Cándido Tirado's Momma's Boyz begins with the end of a journey: A young man known simply as Mimic stands by the coffin containing the body of his friend Shine. Mimic ponders the events that have led to this sad end and swears that if it were possible, he would turn back time to ensure that Shine doesn't fall prey to the bullet fired by their friend and fellow drug dealer Thug.
From this opening, Tirado's promising humor-infused drama works backward chronologically to the moment when Thug, hungry for the finer things in life but not too bright (played with dim menace by Jesús Martínez), invites Mimic and Shine to join him in the drug trade.

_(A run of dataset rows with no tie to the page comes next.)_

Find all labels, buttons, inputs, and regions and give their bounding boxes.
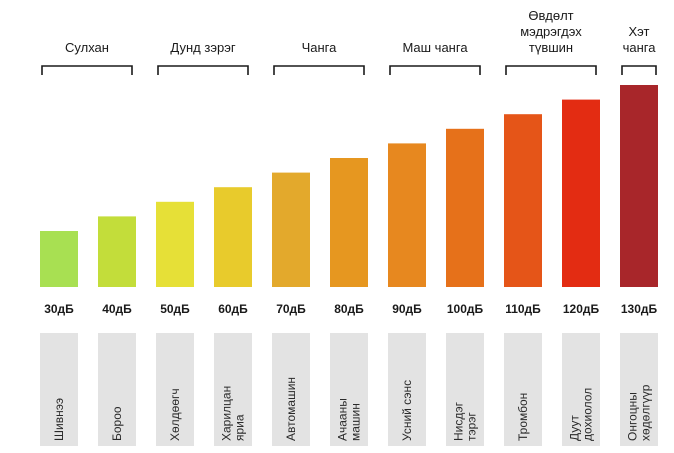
group-bracket	[505, 65, 597, 75]
group-label: Маш чанга	[402, 40, 468, 55]
source-label: Харилцан	[220, 386, 234, 441]
group-label: мэдрэгдэх	[520, 24, 582, 39]
source-box	[40, 333, 78, 446]
source-label: Тромбон	[516, 393, 530, 441]
group-label: Өвдөлт	[528, 8, 573, 23]
source-box	[156, 333, 194, 446]
source-label: Нисдэг	[452, 401, 466, 441]
group-bracket	[41, 65, 133, 75]
source-label: Онгоцны	[626, 392, 640, 441]
source-box	[98, 333, 136, 446]
db-label: 130дБ	[621, 302, 658, 316]
db-label: 70дБ	[276, 302, 306, 316]
db-label: 120дБ	[563, 302, 600, 316]
db-label: 80дБ	[334, 302, 364, 316]
source-box	[504, 333, 542, 446]
bar-80db	[330, 158, 368, 287]
db-label: 100дБ	[447, 302, 484, 316]
bar-100db	[446, 128, 484, 287]
group-bracket	[273, 65, 365, 75]
source-label: яриа	[233, 414, 247, 441]
source-box	[388, 333, 426, 446]
db-label: 30дБ	[44, 302, 74, 316]
source-label: дохиолол	[581, 388, 595, 441]
bar-120db	[562, 99, 600, 287]
bar-50db	[156, 201, 194, 287]
source-label: хөдөлгүүр	[639, 384, 653, 441]
source-box	[446, 333, 484, 446]
group-label: Хэт	[629, 24, 650, 39]
source-box	[214, 333, 252, 446]
bar-60db	[214, 187, 252, 287]
group-label: түвшин	[529, 40, 573, 55]
source-label: Ачааны	[336, 398, 350, 441]
bar-70db	[272, 172, 310, 287]
source-box	[562, 333, 600, 446]
source-label: Автомашин	[284, 377, 298, 441]
source-label: тэрэг	[465, 412, 479, 441]
group-bracket	[157, 65, 249, 75]
group-bracket	[389, 65, 481, 75]
db-label: 40дБ	[102, 302, 132, 316]
db-label: 60дБ	[218, 302, 248, 316]
group-label: Дунд зэрэг	[170, 40, 235, 55]
source-label: Хөлдөөгч	[168, 388, 182, 441]
group-label: Чанга	[302, 40, 338, 55]
source-label: Бороо	[110, 406, 124, 441]
bar-110db	[504, 114, 542, 287]
group-bracket	[621, 65, 657, 75]
db-label: 90дБ	[392, 302, 422, 316]
group-label: чанга	[623, 40, 657, 55]
source-box	[330, 333, 368, 446]
bar-40db	[98, 216, 136, 287]
db-label: 50дБ	[160, 302, 190, 316]
bar-30db	[40, 231, 78, 287]
bar-90db	[388, 143, 426, 287]
group-label: Сулхан	[65, 40, 109, 55]
source-box	[272, 333, 310, 446]
db-label: 110дБ	[505, 302, 541, 316]
source-label: машин	[349, 403, 363, 441]
source-box	[620, 333, 658, 446]
source-label: Усний сэнс	[400, 380, 414, 441]
bar-130db	[620, 85, 658, 287]
source-label: Дуут	[568, 415, 582, 441]
source-label: Шивнээ	[52, 398, 66, 441]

Although performed in Spanish with only adequate simultaneous translation, Tirado's gift for smart, streetwise dialogue is apparent. Even more impressive are the comedic dichotomies he gives his characters and with which he infuses what might otherwise have been stereotypical situations. For instance, Shine, a shrewd capitalist at heart (played by a winning Janio Marrero), banters with his buyers about their families and maintains a "buy 10 get one free" policy, all to ensure customer loyalty. This loyalty is just one factor leading to the animosity between Shine and Thug.
Equally amusing are the moments when Mimic's life as an aspiring actor brushes up against his life as a drug dealer. It's here that Flaco Navaja as Mimic capitalizes beautifully on the play's comic conceits.
Despite the trio of well-crafted performances, Tirado's script, which he has also directed, becomes overly labored in its backward progression. For this morality play with a sentimental yet satisfying twist to achieve maximum impact, the director would be wise to talk his playwright into a few judicious trims.